Il Collegio giudicante del Giurì d'Onore è composto per ogni controversia da tre membri, individuati con il metodo del sorteggio tra i dodici eletti dall'Assemblea ai sensi dell'art. 5, tra persone di assoluto valore professionale e di specchiata condotta morale.
Il Giurì d'Onore resta in carica per tre anni ed i membri che lo compongono sono rieleggibili.
In caso di dimissioni si provvede, nella prima assemblea, alla nomina di un nuovo membro che resta in carica fino al termine del periodo.

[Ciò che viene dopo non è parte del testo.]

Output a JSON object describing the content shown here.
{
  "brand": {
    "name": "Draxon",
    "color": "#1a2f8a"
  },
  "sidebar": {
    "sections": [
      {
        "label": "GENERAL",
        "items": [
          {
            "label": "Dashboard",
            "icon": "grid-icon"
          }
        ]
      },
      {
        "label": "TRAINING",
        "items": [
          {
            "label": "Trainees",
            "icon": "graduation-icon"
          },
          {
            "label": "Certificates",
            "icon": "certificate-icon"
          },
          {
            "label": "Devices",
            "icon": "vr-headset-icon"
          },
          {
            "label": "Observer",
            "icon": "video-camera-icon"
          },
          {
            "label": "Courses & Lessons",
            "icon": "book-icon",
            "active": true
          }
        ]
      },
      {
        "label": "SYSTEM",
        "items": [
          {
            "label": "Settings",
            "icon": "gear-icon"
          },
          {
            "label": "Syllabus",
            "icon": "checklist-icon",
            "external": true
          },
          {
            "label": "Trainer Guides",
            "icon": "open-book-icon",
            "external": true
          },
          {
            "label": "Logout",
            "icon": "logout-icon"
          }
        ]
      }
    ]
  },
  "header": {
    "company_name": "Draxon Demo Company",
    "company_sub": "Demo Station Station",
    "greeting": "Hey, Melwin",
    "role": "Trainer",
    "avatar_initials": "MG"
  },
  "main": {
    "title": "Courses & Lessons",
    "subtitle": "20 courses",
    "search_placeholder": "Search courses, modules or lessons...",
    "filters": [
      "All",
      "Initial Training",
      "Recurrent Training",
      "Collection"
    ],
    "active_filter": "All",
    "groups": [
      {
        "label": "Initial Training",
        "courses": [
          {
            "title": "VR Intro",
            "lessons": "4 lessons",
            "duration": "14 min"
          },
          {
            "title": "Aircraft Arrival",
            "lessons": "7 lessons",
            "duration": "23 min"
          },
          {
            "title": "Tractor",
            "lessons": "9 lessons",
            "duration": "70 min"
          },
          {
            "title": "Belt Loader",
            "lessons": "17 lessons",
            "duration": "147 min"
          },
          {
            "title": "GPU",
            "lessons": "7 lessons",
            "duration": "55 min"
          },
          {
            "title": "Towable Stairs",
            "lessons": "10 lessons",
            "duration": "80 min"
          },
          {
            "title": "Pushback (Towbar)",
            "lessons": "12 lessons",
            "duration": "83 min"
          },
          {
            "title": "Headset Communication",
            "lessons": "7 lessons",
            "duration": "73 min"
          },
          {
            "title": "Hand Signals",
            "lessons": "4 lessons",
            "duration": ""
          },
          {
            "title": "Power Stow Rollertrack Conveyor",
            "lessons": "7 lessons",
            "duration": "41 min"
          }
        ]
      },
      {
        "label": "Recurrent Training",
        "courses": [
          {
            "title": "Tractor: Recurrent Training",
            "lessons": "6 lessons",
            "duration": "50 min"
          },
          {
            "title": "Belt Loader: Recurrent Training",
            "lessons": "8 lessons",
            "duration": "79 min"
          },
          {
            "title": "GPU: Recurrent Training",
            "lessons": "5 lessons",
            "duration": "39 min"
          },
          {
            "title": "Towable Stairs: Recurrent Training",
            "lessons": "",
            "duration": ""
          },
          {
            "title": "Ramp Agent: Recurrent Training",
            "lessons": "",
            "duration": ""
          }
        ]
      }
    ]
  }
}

Il Giurì d'Onore, su richiesta di uno o più Associate, valuta eventuali azioni delle Associate contrarie al Codice di comportamento.
Per ogni controversia l'emolumento spettante al Giurì viene dallo stesso stabilito a carico delle parti secondo le modalità e gli importi previsti dal Regolamento Arbitrale Nazionale della C.C.I.A.A. di Milano.
Qualora l'azione risulti effettivamente contraria al Codice di comportamento, il Giurì d'Onore emana provvedimenti, in relazione alla gravità della condotta, di richiamo e di censura.
Nei casi previsti il Giurì d'Onore può proporre al Consiglio di Amministrazione la sospensione o l'espulsione della Associata e la pubblicazione della relativa decisione.
Il Giurì d'Onore può suggerire al Consiglio di Amministrazione raccomandazioni da rivolgere alle Associate in merito alla condotta deontologica.